Der Name klingt französisch. Doch wer le Carre ein wenig kennt oder einen der Artikel über ihn gelesen hat, weiß: Er ist Brite und heißt David John Moore Cornwell. Er wurde 1931 geboren. Als John fünf war, verließ die Mutter die Familie. Der Vater des späteren Schriftstellers wurde mehrfach wegen Hochstapelei verurteilt.

1948 und 49 lebte le Carre/Cornwell in Bern, studierte dort Germanistik und Neue Sprachen und ging dann ans Lincoln College nach Oxford. Später unterrichtete er am Eton College. So weit, so normal für einen Schriftsteller. Doch das besondere an dem Autor: Er arbeitete auch fürs Außenministerium und den Geheimdienst, als Secret Service Agent.

Aus erster Ehe hat er drei Söhne, aus zweiter mit der Lektorin Valérie Jane Eustace einen weiteren Sohn, der unter dem Namen Nick Harkaway selber Bücher veröffentlicht.

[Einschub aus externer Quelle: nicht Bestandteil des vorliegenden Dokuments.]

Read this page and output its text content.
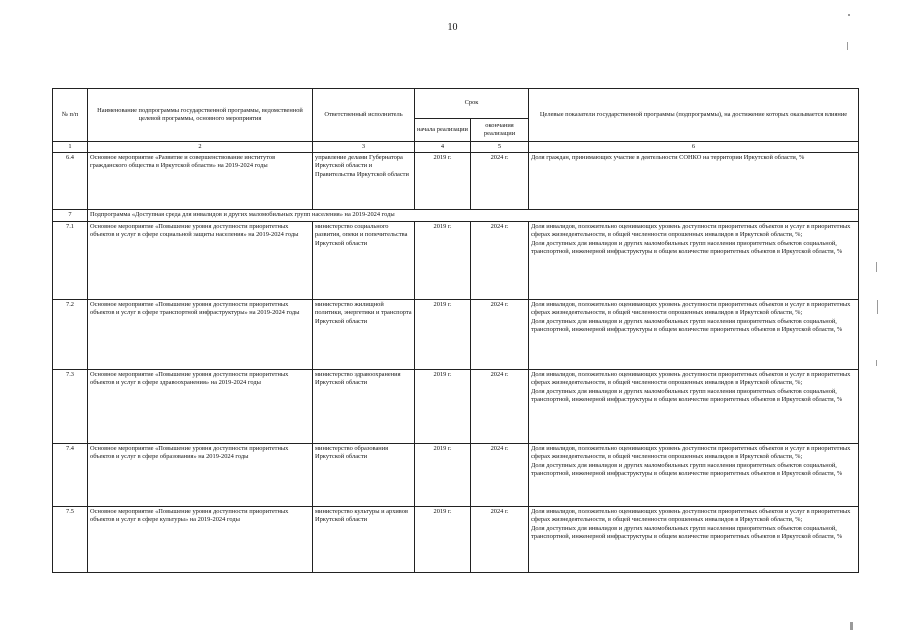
10
№ п/п	Наименование подпрограммы государственной программы, ведомственной целевой программы, основного мероприятия	Ответственный исполнитель	Срок		Целевые показатели государственной программы (подпрограммы), на достижение которых оказывается влияние
			начала реализации	окончания реализации	
1	2	3	4	5	6
6.4	Основное мероприятие «Развитие и совершенствование институтов гражданского общества в Иркутской области» на 2019-2024 годы	управление делами Губернатора Иркутской области и Правительства Иркутской области	2019 г.	2024 г.	Доля граждан, принимающих участие в деятельности СОНКО на территории Иркутской области, %

7	Подпрограмма «Доступная среда для инвалидов и других маломобильных групп населения» на 2019-2024 годы				
7.1	Основное мероприятие «Повышение уровня доступности приоритетных объектов и услуг в сфере социальной защиты населения» на 2019-2024 годы	министерство социального развития, опеки и попечительства Иркутской области	2019 г.	2024 г.	Доля инвалидов, положительно оценивающих уровень доступности приоритетных объектов и услуг в приоритетных сферах жизнедеятельности, в общей численности опрошенных инвалидов в Иркутской области, %;
Доля доступных для инвалидов и других маломобильных групп населения приоритетных объектов социальной, транспортной, инженерной инфраструктуры в общем количестве приоритетных объектов в Иркутской области, %

7.2	Основное мероприятие «Повышение уровня доступности приоритетных объектов и услуг в сфере транспортной инфраструктуры» на 2019-2024 годы	министерство жилищной политики, энергетики и транспорта Иркутской области	2019 г.	2024 г.	Доля инвалидов, положительно оценивающих уровень доступности приоритетных объектов и услуг в приоритетных сферах жизнедеятельности, в общей численности опрошенных инвалидов в Иркутской области, %;
Доля доступных для инвалидов и других маломобильных групп населения приоритетных объектов социальной, транспортной, инженерной инфраструктуры в общем количестве приоритетных объектов в Иркутской области, %

7.3	Основное мероприятие «Повышение уровня доступности приоритетных объектов и услуг в сфере здравоохранения» на 2019-2024 годы	министерство здравоохранения Иркутской области	2019 г.	2024 г.	Доля инвалидов, положительно оценивающих уровень доступности приоритетных объектов и услуг в приоритетных сферах жизнедеятельности, в общей численности опрошенных инвалидов в Иркутской области, %;
Доля доступных для инвалидов и других маломобильных групп населения приоритетных объектов социальной, транспортной, инженерной инфраструктуры в общем количестве приоритетных объектов в Иркутской области, %

7.4	Основное мероприятие «Повышение уровня доступности приоритетных объектов и услуг в сфере образования» на 2019-2024 годы	министерство образования Иркутской области	2019 г.	2024 г.	Доля инвалидов, положительно оценивающих уровень доступности приоритетных объектов и услуг в приоритетных сферах жизнедеятельности, в общей численности опрошенных инвалидов в Иркутской области, %;
Доля доступных для инвалидов и других маломобильных групп населения приоритетных объектов социальной, транспортной, инженерной инфраструктуры в общем количестве приоритетных объектов в Иркутской области, %

7.5	Основное мероприятие «Повышение уровня доступности приоритетных объектов и услуг в сфере культуры» на 2019-2024 годы	министерство культуры и архивов Иркутской области	2019 г.	2024 г.	Доля инвалидов, положительно оценивающих уровень доступности приоритетных объектов и услуг в приоритетных сферах жизнедеятельности, в общей численности опрошенных инвалидов в Иркутской области, %;
Доля доступных для инвалидов и других маломобильных групп населения приоритетных объектов социальной, транспортной, инженерной инфраструктуры в общем количестве приоритетных объектов в Иркутской области, %
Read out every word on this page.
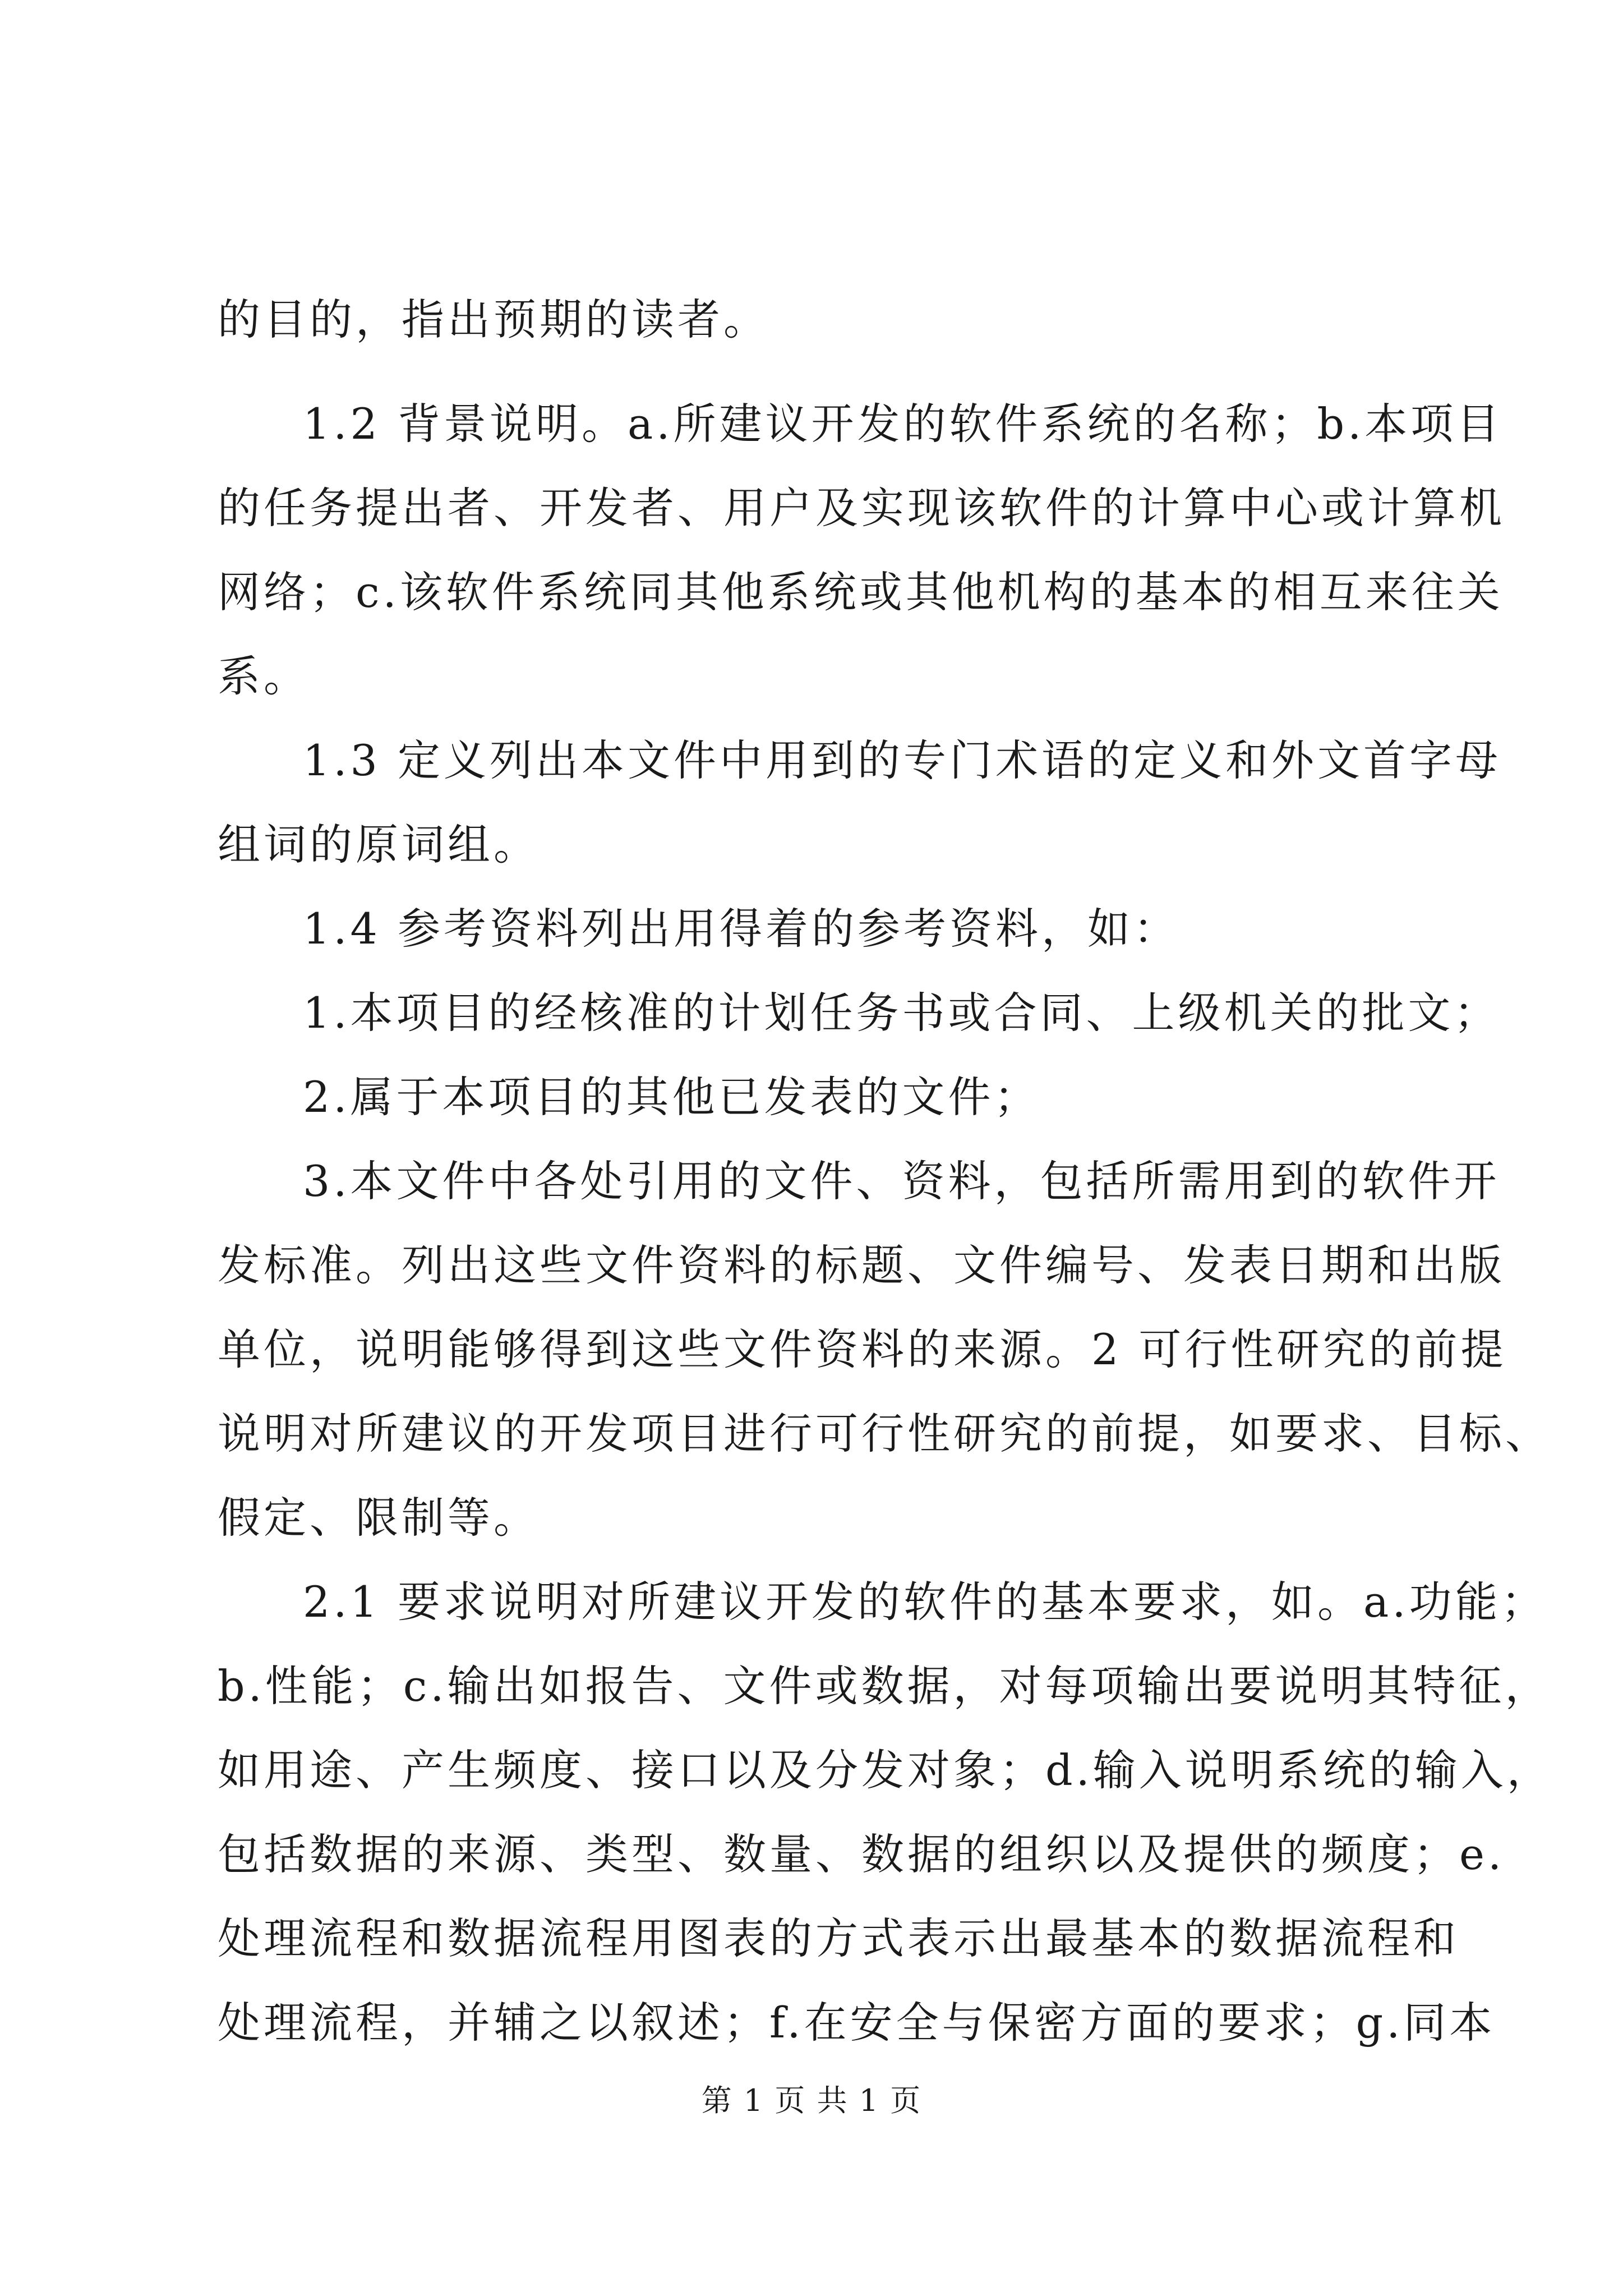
的目的，指出预期的读者。
1.2 背景说明。a.所建议开发的软件系统的名称；b.本项目
的任务提出者、开发者、用户及实现该软件的计算中心或计算机
网络；c.该软件系统同其他系统或其他机构的基本的相互来往关
系。
1.3 定义列出本文件中用到的专门术语的定义和外文首字母
组词的原词组。
1.4 参考资料列出用得着的参考资料，如：
1.本项目的经核准的计划任务书或合同、上级机关的批文；
2.属于本项目的其他已发表的文件；
3.本文件中各处引用的文件、资料，包括所需用到的软件开
发标准。列出这些文件资料的标题、文件编号、发表日期和出版
单位，说明能够得到这些文件资料的来源。2 可行性研究的前提
说明对所建议的开发项目进行可行性研究的前提，如要求、目标、
假定、限制等。
2.1 要求说明对所建议开发的软件的基本要求，如。a.功能；
b.性能；c.输出如报告、文件或数据，对每项输出要说明其特征，
如用途、产生频度、接口以及分发对象；d.输入说明系统的输入，
包括数据的来源、类型、数量、数据的组织以及提供的频度；e.
处理流程和数据流程用图表的方式表示出最基本的数据流程和
处理流程，并辅之以叙述；f.在安全与保密方面的要求；g.同本
第 1 页 共 1 页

Le Carres erster Roman  erschien 1961, sein dritter ist dem Titel nach auch Nicht-Lesern bekannt: „Der Spion, der aus der Kälte kam“ (The spy, who came in from the cold“). Der britische Verband der Kriminalroman-Autoren zeichnete ihn dafür mit dem „Dagger of Daggers“ (Dolch der Dölche) als bester Krimi der vergangenen 50 Jahre aus. Thema von John le Carre war bis in die 80er Jahre der Kalte-Krieg und damit der Ost-West-Konflikt. Seine Erfahrungen auf dem Feld der Spionage lässt er in seine Geschichten einfließen und spinnt sie weiter.

 

 

2. Ort und Zeit der Handlung

\*\*\*\*\*\*\*\*\*\*\*\*\*\*\*\*\*\*\*\*\*\*\*\*\*\*\*\*\*\*

„Verräter wie wir“ hat im wesentlichen zwei Schauplätze. Antigua in der Karibik und London. Da die Handlung nicht konsequent innerhalb eines klaren Zeitraums spielt, gibt es in Rückblenden auch Bezüge zu weiteren Orten, beispielsweise zu diversen Städten in Russland.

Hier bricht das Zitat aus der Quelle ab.